Both the Department and HM Treasury now regard live service as the programme’s de facto contingency, even though the Major Projects Authority told us last year that it doubted those systems were scalable to handle the full range of claimants. The Department believes that live service could be a viable alternative option if the digital service fails. Obviously, this would require yet more investment in live service systems, and the Department has not carried out detailed analysis of the potential cost of this, or whether problems previously identified with those systems, including security concerns, could be overcome.

HM Treasury’s support for the Department’s twin-track approach is in part because this provides the programme with some contingency, but it has expressed concerns about the value for money of further investment in live service systems.

Recommendation: The Department must establish more robust and costed contingency plans for how it would handle further delays in the digital service, including a thorough examination of whether it would be practical and affordable to use the current live service for this role.

The Department needs to reflect on how it will tackle the potential problems of paying the housing benefit element of Universal Credit directly to claimants. Some landlords and claimants have struggled with rent arrears when housing costs have been incorporated into single payments made directly to claimants.

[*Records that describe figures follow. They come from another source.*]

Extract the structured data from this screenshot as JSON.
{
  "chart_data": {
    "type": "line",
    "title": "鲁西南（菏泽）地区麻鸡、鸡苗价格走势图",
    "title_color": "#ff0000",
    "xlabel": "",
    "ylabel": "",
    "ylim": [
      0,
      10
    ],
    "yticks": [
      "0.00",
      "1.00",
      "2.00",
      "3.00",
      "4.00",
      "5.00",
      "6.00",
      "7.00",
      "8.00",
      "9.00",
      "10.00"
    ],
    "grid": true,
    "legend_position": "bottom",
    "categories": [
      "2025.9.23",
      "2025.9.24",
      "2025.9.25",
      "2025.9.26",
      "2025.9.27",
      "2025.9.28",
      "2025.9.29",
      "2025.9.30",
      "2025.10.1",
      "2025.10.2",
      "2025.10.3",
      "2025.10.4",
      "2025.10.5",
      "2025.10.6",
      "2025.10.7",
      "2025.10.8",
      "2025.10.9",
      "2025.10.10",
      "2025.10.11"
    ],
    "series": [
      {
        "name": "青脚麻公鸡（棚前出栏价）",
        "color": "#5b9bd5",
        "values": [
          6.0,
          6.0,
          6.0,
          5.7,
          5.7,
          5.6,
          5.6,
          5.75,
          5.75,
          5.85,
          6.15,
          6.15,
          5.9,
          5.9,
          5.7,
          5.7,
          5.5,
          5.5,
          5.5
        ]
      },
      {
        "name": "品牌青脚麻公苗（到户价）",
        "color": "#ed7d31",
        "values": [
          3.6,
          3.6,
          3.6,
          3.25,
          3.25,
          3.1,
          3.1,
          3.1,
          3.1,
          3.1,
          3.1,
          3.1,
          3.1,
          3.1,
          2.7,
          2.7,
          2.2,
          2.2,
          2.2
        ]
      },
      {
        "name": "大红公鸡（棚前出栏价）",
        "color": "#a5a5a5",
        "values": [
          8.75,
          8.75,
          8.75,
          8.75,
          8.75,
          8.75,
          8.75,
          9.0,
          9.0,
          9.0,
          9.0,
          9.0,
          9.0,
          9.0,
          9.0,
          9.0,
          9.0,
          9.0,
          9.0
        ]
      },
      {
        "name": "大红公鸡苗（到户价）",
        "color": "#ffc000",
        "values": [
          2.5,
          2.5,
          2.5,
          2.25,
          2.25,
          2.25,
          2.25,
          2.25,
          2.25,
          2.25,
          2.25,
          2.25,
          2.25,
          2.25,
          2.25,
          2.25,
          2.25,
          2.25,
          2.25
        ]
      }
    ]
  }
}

The Direct Payment Demonstration Project evaluation found that tenants paid 95.5% of all rent owed, compared to 99.1% of those not on direct payment.

The Department plans to mitigate the risk of increased arrears by drawing on the findings from the Project and its earlier experiences of introducing direct payments to claimants living in the private rented sector. The Department is also facing additional costs and complications because of proposals to allow different rules for residents in Scotland eligible for the housing-related elements of Universal Credit. The Department said that it would need to make difficult changes to its systems to accommodate this, but that it did not know who was going to fund this work.

Recommendation: We refer this issue to the Communities and Local Government Committee and ask their successors in the new Parliament to review whether paying the housing benefit element of Universal Credit directly to claimants is working.